L’histoire retiendra surtout de lui son rôle majeur dans l’affaire des templiers*, mais Philippe le Bel était avant tout un roi réformateur dont l’un des objectifs était de se débarrasser de l’ingérence pontificale dans la politique du royaume.
PLOMB : La domestication du plomb par l’Homme est vieille de 3 500 ans. Il est indispensable à une bonne croissance mais à des doses infinitésimales. Il fut longtemps un des poisons préférés des assassins. On l’utilisait à de multiples fins : alliages, étanchéité, canalisations, couvertures, ustensiles de cuisine, soudure des boîtes de conserve. Il fut également un des premiers édulcorants de l’histoire puisque les Romains l’utilisaient déjà pour sucrer leurs vins fins.

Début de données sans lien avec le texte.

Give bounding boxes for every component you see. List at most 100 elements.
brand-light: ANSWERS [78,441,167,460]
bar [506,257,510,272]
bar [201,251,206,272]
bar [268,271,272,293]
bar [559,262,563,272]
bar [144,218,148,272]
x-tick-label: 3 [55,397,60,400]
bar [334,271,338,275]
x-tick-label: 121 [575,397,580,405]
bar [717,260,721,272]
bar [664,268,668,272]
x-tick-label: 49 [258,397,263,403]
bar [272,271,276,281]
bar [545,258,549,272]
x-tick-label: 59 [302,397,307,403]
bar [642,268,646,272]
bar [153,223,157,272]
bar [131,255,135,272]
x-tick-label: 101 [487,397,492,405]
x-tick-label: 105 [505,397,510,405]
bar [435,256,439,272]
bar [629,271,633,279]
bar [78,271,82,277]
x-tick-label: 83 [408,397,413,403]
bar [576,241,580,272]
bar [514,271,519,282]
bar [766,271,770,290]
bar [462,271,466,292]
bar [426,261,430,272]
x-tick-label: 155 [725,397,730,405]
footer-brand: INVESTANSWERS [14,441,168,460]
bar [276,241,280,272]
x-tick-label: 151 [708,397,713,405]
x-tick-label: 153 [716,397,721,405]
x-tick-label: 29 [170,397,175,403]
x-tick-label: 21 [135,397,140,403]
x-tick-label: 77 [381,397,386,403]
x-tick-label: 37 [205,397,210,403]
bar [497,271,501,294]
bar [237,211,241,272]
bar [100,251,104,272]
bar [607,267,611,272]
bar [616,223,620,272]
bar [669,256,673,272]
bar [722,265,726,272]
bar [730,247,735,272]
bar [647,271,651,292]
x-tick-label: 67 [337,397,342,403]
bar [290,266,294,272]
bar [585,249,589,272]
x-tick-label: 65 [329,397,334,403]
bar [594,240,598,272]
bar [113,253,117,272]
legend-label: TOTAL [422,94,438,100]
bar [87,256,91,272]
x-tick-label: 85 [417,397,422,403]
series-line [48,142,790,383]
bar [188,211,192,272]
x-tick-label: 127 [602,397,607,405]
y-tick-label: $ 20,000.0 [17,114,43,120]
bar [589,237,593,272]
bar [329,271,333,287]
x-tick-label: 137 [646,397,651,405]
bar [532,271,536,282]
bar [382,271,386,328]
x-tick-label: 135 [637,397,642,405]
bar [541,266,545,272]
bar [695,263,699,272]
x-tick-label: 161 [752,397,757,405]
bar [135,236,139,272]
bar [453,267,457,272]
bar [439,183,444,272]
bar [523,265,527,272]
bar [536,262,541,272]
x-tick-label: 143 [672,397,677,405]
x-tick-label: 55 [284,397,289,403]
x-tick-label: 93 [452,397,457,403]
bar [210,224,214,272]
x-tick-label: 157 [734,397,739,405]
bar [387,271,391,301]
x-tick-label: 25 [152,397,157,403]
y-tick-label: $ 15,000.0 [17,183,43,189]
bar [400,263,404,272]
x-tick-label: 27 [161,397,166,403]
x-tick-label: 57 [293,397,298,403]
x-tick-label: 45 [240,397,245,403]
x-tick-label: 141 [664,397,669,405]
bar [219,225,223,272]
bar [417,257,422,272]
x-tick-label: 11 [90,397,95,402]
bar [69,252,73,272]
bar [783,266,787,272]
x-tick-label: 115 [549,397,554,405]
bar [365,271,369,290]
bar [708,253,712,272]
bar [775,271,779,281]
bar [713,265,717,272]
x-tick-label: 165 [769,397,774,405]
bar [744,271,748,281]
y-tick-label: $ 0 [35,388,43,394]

L’intoxication au plomb, ou saturnienne, fut la première maladie professionnelle reconnue en France. Il existe toujours en France des cas de saturnisme dus à l’ingestion de copeaux de vieilles peintures par des enfants, ou à la consommation d’eau trop riche en ce métal (saturnisme hydrique).
Le tableau de symptômes varie en fonction de la dose ingérée et de la durée de l’intoxication. L’intoxication chronique (faibles doses sur une longue période) se manifeste par des difficultés d’apprentissage peu ou pas réversibles, neurotoxicité à laquelle le fœtus et l’enfant sont particulièrement sensibles. L’intoxication moyenne (doses plus importantes) se solde par un goût métallique dans la bouche, une anorexie, des violentes douleurs abdominales, des nausées, vomissements, diarrhées. L’intoxication aiguë (très fortes doses) se caractérise par une agitation ou au contraire une somnolence, l’hypotension, des convulsions, le coma.
1- La remarquable historienne, grande spécialiste du Moyen Âge, Claude Gauvard (Le Monde, 7 mai 2010) évoque la « violence de la société médiévale ».
2- Le métier d’exécuteur des supplices et peines de mort, donc de bourreau, ne vit le jour que vers le XIIIe, peut-être un peu plus tôt dans certaines grandes villes, preuve qu’il y avait du « travail » !
3- Au Moyen Âge, 10 % des adultes parvenaient à soixante ans, contre 96 % en 2000. Il est vrai que le premier pourcentage est abaissé par le nombre considérable de femmes qui décédaient en période périnatale.
4- Au Moyen Âge, la moitié des enfants n’atteignaient pas cinq ans et seul un quart parvenait à l’âge de quinze ans.
5- Après avoir quitté la tutelle de son père, la femme mariée était frappée d’incapacité juridique. Son statut était, bien sûr, meilleur lorsqu’elle était personnellement fortunée, même si les maris géraient les biens de leur épouse. Cependant, entre le Ve et Xe siècle, l’Église limita les cas d’annulation de mariage et interdit la simple répudiation (le mari étant le seul à avoir la capacité de rompre l’union), rendant un peu moins précaire la situation des femmes.